Despite workers’ strong preference for natural light and a view of the outdoors, many workers reported being deprived in this area. One-third reported that they don’t get enough natural light in their workplace. Nearly half (47 percent) of those surveyed said that they feel tired or very tired because of the absence of natural light in their office. Another 43 percent said that the lack of light makes them feel gloomy.

The tech connection

These days, workers just might be craving natural light more than ever. Seventy-three percent of the workers surveyed said that prolonged use of technology makes them want a visual break like taking a glance out a window or having a short walk.

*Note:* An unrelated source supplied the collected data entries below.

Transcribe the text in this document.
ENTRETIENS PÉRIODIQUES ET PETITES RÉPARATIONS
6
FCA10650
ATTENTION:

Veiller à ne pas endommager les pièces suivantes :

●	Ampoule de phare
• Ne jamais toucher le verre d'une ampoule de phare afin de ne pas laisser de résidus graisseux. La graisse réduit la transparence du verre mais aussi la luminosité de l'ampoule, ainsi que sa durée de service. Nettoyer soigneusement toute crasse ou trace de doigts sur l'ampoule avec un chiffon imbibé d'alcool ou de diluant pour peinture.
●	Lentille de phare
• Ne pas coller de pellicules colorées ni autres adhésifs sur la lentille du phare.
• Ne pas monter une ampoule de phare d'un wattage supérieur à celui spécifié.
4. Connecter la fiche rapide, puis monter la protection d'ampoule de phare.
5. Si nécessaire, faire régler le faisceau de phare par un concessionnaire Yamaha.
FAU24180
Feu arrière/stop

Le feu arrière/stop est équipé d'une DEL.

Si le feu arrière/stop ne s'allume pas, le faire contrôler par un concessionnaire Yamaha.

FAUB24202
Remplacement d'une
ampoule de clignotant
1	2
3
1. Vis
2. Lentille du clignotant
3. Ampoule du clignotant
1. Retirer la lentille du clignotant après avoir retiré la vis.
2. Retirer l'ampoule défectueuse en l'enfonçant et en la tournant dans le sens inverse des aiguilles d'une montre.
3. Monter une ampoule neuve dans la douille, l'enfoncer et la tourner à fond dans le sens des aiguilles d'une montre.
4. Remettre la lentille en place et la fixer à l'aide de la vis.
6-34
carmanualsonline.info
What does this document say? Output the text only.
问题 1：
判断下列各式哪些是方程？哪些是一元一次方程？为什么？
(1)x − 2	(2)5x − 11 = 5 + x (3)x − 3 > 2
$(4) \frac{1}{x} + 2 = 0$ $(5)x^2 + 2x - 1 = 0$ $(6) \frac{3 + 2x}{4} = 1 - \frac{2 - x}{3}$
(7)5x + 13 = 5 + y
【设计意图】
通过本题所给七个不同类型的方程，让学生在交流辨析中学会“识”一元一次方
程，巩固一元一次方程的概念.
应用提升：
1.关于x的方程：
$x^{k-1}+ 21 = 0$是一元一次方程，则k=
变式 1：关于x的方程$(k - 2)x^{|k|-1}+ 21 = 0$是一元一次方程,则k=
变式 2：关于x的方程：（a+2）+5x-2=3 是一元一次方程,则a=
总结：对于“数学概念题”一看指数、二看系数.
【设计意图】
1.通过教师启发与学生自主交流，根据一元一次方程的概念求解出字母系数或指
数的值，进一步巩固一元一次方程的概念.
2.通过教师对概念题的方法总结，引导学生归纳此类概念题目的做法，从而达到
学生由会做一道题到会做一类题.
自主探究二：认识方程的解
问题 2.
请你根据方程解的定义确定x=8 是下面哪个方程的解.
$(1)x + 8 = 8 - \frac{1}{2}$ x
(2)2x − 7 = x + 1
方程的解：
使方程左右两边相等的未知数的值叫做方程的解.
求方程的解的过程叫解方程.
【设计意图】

Extensive screen time does have a real impact on the body. It can make workers more vulnerable to eye strain and headaches, for example. Exposure to natural light can help with some of these effects. A common suggestion for dealing with eye strain is the 20-20-20 rule. For every 20 minutes you stare at a screen you’re supposed to take a 20 second break to look at something at least 20 feet away. Getting enough natural light can help maximize these breaks, and minimize the strain.

Sleep, productivity and health

Other research has confirmed that exposure to natural light, or lack thereof, has an impact on workers.

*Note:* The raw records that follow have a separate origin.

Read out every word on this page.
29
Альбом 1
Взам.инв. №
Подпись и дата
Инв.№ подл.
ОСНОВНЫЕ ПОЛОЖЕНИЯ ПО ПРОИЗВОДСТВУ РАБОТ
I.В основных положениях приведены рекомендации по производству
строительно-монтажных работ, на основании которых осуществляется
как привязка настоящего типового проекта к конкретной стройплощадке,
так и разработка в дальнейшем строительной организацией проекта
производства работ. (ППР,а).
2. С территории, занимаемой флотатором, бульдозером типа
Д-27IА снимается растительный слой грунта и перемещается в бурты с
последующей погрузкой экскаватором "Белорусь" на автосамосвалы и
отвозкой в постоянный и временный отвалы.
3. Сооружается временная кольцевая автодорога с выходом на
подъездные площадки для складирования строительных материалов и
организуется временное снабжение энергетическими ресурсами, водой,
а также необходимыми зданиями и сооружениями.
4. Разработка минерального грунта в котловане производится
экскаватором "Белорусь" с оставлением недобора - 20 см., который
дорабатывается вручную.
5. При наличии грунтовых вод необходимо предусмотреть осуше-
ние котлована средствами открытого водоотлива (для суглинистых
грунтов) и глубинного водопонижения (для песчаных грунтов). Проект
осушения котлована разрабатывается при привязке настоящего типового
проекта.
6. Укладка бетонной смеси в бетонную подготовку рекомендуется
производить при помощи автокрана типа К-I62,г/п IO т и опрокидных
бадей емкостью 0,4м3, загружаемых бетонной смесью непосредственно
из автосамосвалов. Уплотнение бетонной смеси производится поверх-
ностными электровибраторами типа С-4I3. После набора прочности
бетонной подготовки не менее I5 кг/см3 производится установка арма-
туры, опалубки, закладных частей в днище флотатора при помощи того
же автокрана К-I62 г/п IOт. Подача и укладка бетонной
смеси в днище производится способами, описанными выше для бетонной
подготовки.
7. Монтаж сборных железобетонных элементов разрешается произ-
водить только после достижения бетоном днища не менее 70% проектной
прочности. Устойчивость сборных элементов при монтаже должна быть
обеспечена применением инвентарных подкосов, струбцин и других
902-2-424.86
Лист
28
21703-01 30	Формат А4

A 2014 study by Northwestern University, which was published in the journal Sleep and reported by Entrepreneur, found that employees who spend their days working in a windowless environment had more sleep problems at night. Researchers found that workers with windows slept an average of an extra 46 minutes per night. Getting a good night’s rest, in turn, affects employee happiness, health and productivity.

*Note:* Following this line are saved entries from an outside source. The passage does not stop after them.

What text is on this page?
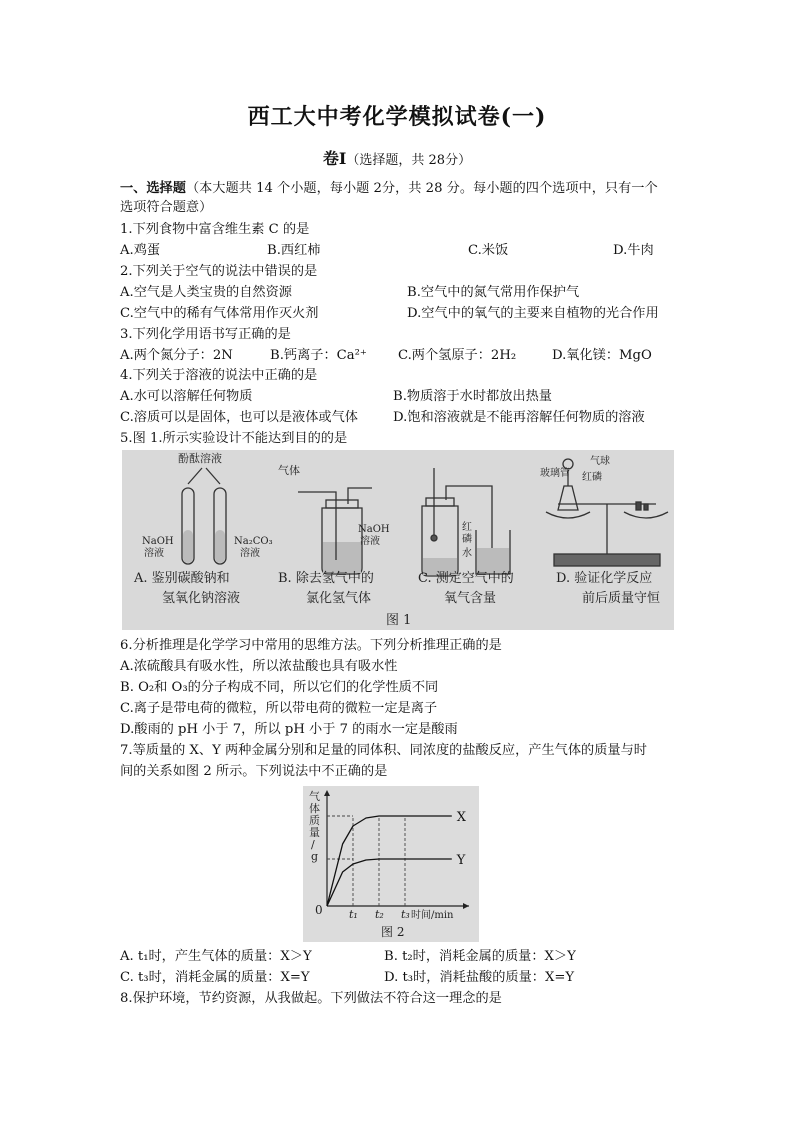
西工大中考化学模拟试卷(一)
卷Ⅰ（选择题，共 28分）
一、选择题（本大题共 14 个小题，每小题 2分，共 28 分。每小题的四个选项中，只有一个
选项符合题意）
1.下列食物中富含维生素 C 的是
A.鸡蛋	B.西红柿	C.米饭	D.牛肉
2.下列关于空气的说法中错误的是
A.空气是人类宝贵的自然资源	B.空气中的氮气常用作保护气
C.空气中的稀有气体常用作灭火剂	D.空气中的氧气的主要来自植物的光合作用
3.下列化学用语书写正确的是
A.两个氮分子：2N	B.钙离子：Ca²⁺ C.两个氢原子：2H₂	D.氧化镁：MgO
4.下列关于溶液的说法中正确的是
A.水可以溶解任何物质	B.物质溶于水时都放出热量
C.溶质可以是固体，也可以是液体或气体	D.饱和溶液就是不能再溶解任何物质的溶液
5.图 1.所示实验设计不能达到目的的是
酚酞溶液
NaOH
溶液
Na₂CO₃
溶液
A. 鉴别碳酸钠和
氢氧化钠溶液
气体
NaOH
溶液
B. 除去氢气中的
氯化氢气体
红
磷
水
C. 测定空气中的
氧气含量
气球
玻璃管 红磷
D. 验证化学反应
前后质量守恒
图 1
6.分析推理是化学学习中常用的思维方法。下列分析推理正确的是
A.浓硫酸具有吸水性，所以浓盐酸也具有吸水性
B. O₂和 O₃的分子构成不同，所以它们的化学性质不同
C.离子是带电荷的微粒，所以带电荷的微粒一定是离子
D.酸雨的 pH 小于 7，所以 pH 小于 7 的雨水一定是酸雨
7.等质量的 X、Y 两种金属分别和足量的同体积、同浓度的盐酸反应，产生气体的质量与时
间的关系如图 2 所示。下列说法中不正确的是
气
体
质
量
/
g
0	时间/min
X
Y
t₁ t₂ t₃
图 2
A. t₁时，产生气体的质量：X＞Y	B. t₂时，消耗金属的质量：X＞Y
C. t₃时，消耗金属的质量：X=Y	D. t₃时，消耗盐酸的质量：X=Y
8.保护环境，节约资源，从我做起。下列做法不符合这一理念的是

Workers and employers can learn from this research. Something like exposure to natural light and views of the outdoors might seem small, but it can have a major impact day-to-day.

“The extent to which daylight exposure impacts office workers is remarkable,” Ivy Cheung, a coauthor of the study, told Entrepreneur. “Day-shift office workers’ quality of life and sleep may be improved via emphasis on light exposure and lighting levels in current offices as well as in the design of future offices.”